Selasa, 17 April 2012

Studi Tidak Sebanding DPR

Studi Tidak Sebanding DPR
Emerson Yuntho, Anggota Badan Pekerja Indonesia Corruption Watch
SUMBER : JAWA POS, 17 April 2012



STUDI banding atau kunjungan kerja ke luar negeri yang dilakukan oleh anggota DPR dari tahun ke tahun selalu kontroversial. Meski dikecam publik, para politikus Senayan tetap saja nekat ke sejumlah negara. Padahal, saat reses (libur sidang), seharusnya anggota dewan berada di daerah pemilihan untuk menyerap aspirasi masyarakat, bukan jalan-jalan di luar negeri.

Sejak 2004, sedikitnya 163 studi banding ke luar negeri mereka lakukan. Selain anggota dewan, sejumlah staf dan bahkan anggota keluarga sering diikutsertakan.

Contoh terbaru adalah perjalanan anggota DPR ke berbagai negara pada masa reses April 2012 ini. Komisi I DPR siap ke empat negara; Jerman, Ceko, Polandia, dan Afrika Selatan. Sedangkan, Komisi VIII DPR berangkat ke dua negara Eropa, yaitu Denmark dan Norwegia. Rakyat mengongkosi mereka Rp 4,8 miliar.
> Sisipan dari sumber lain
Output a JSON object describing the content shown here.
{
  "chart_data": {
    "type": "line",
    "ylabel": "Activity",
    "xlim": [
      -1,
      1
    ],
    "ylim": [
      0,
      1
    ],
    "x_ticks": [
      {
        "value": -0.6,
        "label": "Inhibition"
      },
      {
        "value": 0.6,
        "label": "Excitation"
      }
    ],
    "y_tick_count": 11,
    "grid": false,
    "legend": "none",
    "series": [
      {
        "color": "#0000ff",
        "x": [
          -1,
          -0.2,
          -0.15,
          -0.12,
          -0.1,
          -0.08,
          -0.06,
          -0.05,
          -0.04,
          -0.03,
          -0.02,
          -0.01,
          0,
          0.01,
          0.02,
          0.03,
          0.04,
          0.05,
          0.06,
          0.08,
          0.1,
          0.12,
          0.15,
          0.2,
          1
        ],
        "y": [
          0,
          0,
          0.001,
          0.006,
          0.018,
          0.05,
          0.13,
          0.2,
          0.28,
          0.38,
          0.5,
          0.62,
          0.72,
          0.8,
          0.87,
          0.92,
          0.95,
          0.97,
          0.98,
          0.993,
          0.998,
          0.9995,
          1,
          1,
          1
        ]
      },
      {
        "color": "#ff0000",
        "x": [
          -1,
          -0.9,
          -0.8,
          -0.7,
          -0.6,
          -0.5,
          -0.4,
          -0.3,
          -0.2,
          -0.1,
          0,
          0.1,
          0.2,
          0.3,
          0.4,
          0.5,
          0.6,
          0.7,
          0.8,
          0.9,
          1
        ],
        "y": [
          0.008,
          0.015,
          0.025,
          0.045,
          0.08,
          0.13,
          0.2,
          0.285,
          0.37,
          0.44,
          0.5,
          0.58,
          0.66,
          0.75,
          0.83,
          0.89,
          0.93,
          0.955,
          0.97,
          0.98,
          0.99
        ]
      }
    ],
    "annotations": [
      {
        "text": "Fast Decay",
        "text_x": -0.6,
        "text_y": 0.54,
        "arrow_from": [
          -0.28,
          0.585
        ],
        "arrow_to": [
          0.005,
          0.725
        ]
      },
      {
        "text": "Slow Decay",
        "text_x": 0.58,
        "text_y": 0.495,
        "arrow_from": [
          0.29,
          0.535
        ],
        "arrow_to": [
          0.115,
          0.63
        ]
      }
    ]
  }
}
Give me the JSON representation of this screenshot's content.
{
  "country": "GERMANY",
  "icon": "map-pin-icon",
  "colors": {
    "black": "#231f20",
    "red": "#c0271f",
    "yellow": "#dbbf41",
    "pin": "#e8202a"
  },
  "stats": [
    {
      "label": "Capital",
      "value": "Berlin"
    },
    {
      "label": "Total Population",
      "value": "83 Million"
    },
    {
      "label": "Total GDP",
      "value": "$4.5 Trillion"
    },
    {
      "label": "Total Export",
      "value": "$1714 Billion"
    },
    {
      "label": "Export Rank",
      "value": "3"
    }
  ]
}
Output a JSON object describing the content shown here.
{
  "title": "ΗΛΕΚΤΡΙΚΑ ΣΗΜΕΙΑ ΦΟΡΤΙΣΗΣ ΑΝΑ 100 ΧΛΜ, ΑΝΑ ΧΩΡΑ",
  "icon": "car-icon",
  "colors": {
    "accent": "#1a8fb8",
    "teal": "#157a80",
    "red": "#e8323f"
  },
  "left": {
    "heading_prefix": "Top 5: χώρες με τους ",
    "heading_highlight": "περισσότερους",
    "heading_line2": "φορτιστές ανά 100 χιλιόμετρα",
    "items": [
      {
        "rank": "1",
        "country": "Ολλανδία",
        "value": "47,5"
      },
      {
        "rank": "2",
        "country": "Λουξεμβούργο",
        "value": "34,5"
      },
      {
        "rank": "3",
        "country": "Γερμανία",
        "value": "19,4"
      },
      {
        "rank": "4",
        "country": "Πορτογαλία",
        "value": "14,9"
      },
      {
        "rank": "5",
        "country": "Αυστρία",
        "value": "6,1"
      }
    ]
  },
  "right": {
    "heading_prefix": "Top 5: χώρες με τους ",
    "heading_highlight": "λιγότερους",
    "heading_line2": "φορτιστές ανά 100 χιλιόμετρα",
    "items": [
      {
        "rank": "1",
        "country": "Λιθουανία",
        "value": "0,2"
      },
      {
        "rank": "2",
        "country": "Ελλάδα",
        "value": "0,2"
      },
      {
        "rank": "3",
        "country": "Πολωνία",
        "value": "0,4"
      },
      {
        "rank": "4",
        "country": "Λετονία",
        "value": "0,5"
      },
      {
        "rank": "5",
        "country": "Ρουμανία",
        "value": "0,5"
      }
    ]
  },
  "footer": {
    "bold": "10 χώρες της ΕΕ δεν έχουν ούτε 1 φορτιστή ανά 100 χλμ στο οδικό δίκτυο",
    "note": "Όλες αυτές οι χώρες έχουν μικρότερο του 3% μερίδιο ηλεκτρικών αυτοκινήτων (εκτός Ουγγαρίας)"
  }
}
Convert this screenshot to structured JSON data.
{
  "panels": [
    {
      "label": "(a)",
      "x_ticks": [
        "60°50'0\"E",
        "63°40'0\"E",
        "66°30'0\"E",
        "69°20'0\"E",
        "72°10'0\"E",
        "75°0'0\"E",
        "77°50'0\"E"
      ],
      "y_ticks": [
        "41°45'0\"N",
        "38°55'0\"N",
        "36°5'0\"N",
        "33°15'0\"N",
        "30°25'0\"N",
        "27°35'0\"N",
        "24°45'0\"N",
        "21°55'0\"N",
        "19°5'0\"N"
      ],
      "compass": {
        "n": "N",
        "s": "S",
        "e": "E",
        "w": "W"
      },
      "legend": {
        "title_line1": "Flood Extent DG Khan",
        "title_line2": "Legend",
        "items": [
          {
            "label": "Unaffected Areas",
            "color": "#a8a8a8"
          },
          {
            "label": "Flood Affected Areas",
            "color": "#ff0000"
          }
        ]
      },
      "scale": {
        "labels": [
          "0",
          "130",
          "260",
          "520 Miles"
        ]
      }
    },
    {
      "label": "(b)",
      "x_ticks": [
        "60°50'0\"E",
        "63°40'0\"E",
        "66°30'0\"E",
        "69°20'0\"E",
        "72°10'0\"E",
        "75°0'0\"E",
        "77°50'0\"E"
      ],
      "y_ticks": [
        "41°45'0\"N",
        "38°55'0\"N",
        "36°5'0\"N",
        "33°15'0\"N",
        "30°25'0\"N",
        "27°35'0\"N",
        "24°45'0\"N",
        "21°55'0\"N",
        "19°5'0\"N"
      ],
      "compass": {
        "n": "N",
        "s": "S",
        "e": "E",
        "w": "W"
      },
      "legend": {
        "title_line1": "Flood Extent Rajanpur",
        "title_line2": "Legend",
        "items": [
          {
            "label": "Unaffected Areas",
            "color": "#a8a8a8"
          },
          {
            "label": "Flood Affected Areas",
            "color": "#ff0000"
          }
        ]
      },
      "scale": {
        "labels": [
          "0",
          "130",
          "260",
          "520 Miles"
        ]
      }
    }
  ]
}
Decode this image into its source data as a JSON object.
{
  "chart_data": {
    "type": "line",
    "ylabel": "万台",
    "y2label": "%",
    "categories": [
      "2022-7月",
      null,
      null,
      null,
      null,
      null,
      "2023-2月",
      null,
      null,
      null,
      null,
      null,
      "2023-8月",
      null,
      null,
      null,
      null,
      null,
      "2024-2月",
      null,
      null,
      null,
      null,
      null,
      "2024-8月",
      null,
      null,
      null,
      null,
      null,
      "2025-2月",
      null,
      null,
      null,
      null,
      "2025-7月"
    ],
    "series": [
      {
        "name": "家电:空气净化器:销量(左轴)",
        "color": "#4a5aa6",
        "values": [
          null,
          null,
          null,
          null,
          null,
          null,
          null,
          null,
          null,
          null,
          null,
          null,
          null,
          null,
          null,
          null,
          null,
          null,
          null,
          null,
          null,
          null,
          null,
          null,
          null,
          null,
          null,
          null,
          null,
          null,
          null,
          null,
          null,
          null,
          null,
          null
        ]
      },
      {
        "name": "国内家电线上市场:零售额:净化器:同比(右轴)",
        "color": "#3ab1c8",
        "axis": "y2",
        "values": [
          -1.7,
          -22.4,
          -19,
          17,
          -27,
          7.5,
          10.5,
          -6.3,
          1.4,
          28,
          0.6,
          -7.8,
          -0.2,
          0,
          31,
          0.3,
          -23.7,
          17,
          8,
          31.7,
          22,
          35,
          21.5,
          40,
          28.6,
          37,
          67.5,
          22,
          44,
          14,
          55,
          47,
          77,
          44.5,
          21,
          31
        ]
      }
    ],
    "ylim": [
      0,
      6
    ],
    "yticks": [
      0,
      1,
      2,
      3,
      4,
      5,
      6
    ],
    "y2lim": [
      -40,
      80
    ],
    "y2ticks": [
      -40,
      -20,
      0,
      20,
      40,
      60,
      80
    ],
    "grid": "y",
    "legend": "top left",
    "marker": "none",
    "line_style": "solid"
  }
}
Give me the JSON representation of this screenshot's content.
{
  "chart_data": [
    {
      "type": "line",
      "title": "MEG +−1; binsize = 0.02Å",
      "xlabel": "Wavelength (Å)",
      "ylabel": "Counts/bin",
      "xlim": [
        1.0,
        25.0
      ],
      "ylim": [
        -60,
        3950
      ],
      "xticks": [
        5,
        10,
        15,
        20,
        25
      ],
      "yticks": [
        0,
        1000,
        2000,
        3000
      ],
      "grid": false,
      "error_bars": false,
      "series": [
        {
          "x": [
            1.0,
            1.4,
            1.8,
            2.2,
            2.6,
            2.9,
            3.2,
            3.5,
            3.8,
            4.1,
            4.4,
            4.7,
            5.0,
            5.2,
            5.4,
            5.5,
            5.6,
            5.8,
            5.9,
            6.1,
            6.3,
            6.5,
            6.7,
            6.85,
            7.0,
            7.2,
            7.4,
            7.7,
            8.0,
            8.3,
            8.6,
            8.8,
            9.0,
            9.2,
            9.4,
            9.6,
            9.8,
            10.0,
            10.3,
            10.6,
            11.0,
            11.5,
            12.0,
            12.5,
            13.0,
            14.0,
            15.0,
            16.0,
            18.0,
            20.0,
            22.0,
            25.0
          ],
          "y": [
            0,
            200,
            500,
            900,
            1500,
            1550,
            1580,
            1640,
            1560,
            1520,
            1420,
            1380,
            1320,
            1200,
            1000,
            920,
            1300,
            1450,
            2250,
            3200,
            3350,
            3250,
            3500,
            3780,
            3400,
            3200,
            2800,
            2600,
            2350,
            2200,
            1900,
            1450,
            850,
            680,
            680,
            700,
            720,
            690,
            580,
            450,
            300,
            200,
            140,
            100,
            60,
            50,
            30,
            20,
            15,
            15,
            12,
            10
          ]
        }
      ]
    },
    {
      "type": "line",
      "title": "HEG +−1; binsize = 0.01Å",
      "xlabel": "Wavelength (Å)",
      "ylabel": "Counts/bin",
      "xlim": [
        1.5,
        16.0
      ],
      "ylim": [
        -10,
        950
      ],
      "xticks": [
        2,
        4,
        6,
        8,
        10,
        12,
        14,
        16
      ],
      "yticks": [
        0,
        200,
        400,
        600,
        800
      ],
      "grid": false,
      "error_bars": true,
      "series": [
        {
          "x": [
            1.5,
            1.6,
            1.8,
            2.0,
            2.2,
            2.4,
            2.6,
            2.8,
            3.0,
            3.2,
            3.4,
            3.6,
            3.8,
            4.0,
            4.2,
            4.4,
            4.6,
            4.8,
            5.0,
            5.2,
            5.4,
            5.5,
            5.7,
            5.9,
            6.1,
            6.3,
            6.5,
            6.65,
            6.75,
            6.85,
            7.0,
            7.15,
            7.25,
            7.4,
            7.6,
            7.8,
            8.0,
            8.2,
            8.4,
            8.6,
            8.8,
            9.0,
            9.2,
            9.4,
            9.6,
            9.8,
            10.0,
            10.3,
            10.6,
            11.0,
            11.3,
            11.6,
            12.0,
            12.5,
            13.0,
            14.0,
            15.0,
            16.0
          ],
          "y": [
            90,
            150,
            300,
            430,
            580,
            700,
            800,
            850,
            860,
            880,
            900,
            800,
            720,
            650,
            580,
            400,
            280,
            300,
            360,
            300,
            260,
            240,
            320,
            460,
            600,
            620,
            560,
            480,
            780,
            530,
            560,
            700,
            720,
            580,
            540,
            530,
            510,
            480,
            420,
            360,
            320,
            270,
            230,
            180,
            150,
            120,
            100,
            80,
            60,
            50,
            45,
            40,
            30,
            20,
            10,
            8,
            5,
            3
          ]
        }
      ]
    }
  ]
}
Awal tahun ini, anggota Komisi III DPR juga ke Prancis dan Australia. Mereka bilang dalam rangka pembahasan RUU Komisi Pemberantasan Korupsi.

Kegiatan studi banding ke luar negeri itu tidak sebanding dengan kinerja mereka. Pusat Studi Hukum dan Kebijakan (PSHK) menyebut, setiap tahun proses legislasi (pembuatan undang-undang) selalu tidak optimal dan jauh dari target. Kinerja wakil rakyat di Senayan dapat dikatakan buruk, baik dari aspek kualitas maupun kuantitas.

Pada 2005, DPR hanya mampu membuat 14 di antara target 55 UU. Tahun 2006 membuat 39 di antara target 76 UU; 2007 membuat 40 di antara target 78 UU, pada 2008 membuat 61 di antara target 81 UU; dan 2009 menghasilkan 39 di antara target 76 UU. Pada 2010, dewan menghasilkan 16 di antara target 70 UU (23 persen). Sedangkan pada 2011, DPR -dan pemerintah- hanya menghasilkan 24 di antara target 93 UU (26 persen).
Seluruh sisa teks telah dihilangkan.